2. Bu açıklamalar ışığında somut olaya bakıldığında ise; asıl ve birleşen davada taraflar arasındaki uyuşmazlığın adi ortaklık ilişkisinden kaynaklandığı, bozma ilamında taraflar arasındaki ortaklık ilişkisinin bozma ilamındaki sıra ve yöntem izlenerek tasfiye edilmesi gerektiğinin vurgulandığı, bu doğrultuda Mahkemece bozma ilamına uyulması sonrasında bilirkişiden tasfiye raporu alındığı, bu rapor hükme esas alınarak değerlendirme yapıldığı; Mahkemece, inşaat bilirkişisinin 30.10.2019 tarihli raporunda adi ortaklığa konu dükkanın kullanıldığı dönemden belediyece kapatıldığı döneme kadarki kira bedelinin 42.196,00 TL olduğu ve bunun yarısı olan ( davacının adi ortaklıktaki payının % 50 olduğu gözetilerek ) 21.198,00 TL'yi diğer ortaklar Hakkı, ... ve ...'dan talep edebileceğinin değerlendirildiği, ancak; asıl dava dosyasında ortaklardan sadece ... davalı olarak gösterilmiş olmasına rağmen hüküm fıkrası oluşturulur iken tüm ortaklar asıl dava dosyasında davalı sıfatına sahip gibi hükmedilen bedelin " davalılardan eşit oranda alınarak davacıya verilmesine" şeklinde hüküm kurulduğu, yine, birleşen dava dosyasında da davalılar Hakkı ve ... yönünden de ihtilafın asıl dava dosyasında çözüldüğü düşüncesi ile bu davalılar yönünden davanın reddedilmesi suretiyle hüküm ile gerekçe arasında çelişki oluşturulması, usul ve kanuna aykırı olup, bozmayı gerektirmiştir.

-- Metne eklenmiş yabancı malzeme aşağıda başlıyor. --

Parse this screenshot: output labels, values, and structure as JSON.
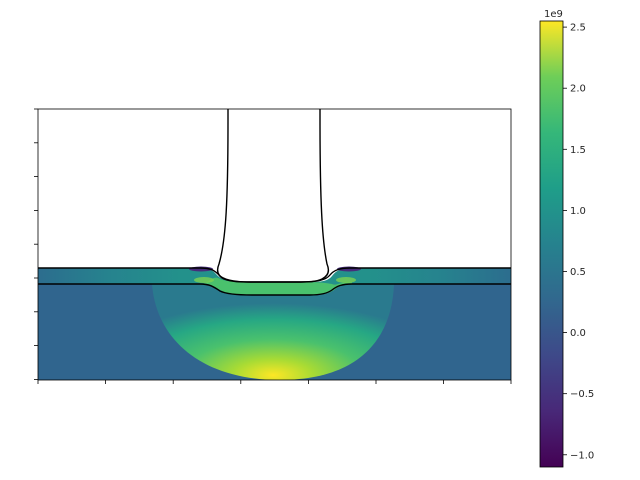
{
  "chart_data": {
    "type": "heatmap",
    "title": "",
    "xlabel": "",
    "ylabel": "",
    "x_tick_labels": [
      "",
      "",
      "",
      "",
      "",
      "",
      "",
      ""
    ],
    "y_tick_labels": [
      "",
      "",
      "",
      "",
      "",
      "",
      "",
      "",
      ""
    ],
    "colormap": "viridis",
    "colorbar": {
      "range": [
        -1100000000.0,
        2550000000.0
      ],
      "offset_label": "1e9",
      "ticks": [
        -1.0,
        -0.5,
        0.0,
        0.5,
        1.0,
        1.5,
        2.0,
        2.5
      ],
      "tick_labels": [
        "−1.0",
        "−0.5",
        "0.0",
        "0.5",
        "1.0",
        "1.5",
        "2.0",
        "2.5"
      ]
    },
    "field_description": [
      {
        "region": "substrate background",
        "value": 0.0
      },
      {
        "region": "film layer",
        "value": 0.6
      },
      {
        "region": "indentation zone under indenter",
        "value": 1.1
      },
      {
        "region": "peak at bottom of indentation zone",
        "value": 2.5
      },
      {
        "region": "film edges near indenter",
        "value": -0.8
      }
    ],
    "grid": false,
    "legend": "none"
  }
}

3. Bozma nedenine göre, taraf vekillerinin sair temyiz itirazlarının bu aşamada incelenmesine gerek görülmemiştir.

VI. KARAR

Açıklanan sebeplerle;

1. Temyiz olunan Mahkeme kararının 1086 sayılı Hukuk Usulü Muhakemeleri Kanunu'nun (1086 sayılı Kanun) 428 inci maddesi uyarınca taraflar yararına BOZULMASINA,

2. Bozma nedenine göre, taraf vekillerinin sair temyiz itirazlarının şimdilik incelenmesine yer olmadığına,

Peşin alınan temyiz harçlarının istek halinde temyiz edenlere iadesine,

6100 sayılı Kanun'un Geçici 3 üncü maddesi atfıyla 1086 sayılı Kanun'un 440 ıncı maddesi gereğince kararın tebliğinden itibaren 15 günlük süre içerisinde karar düzeltme yolu açık olmak üzere,

30.11.2023 tarihinde oy birliğiyle karar verildi.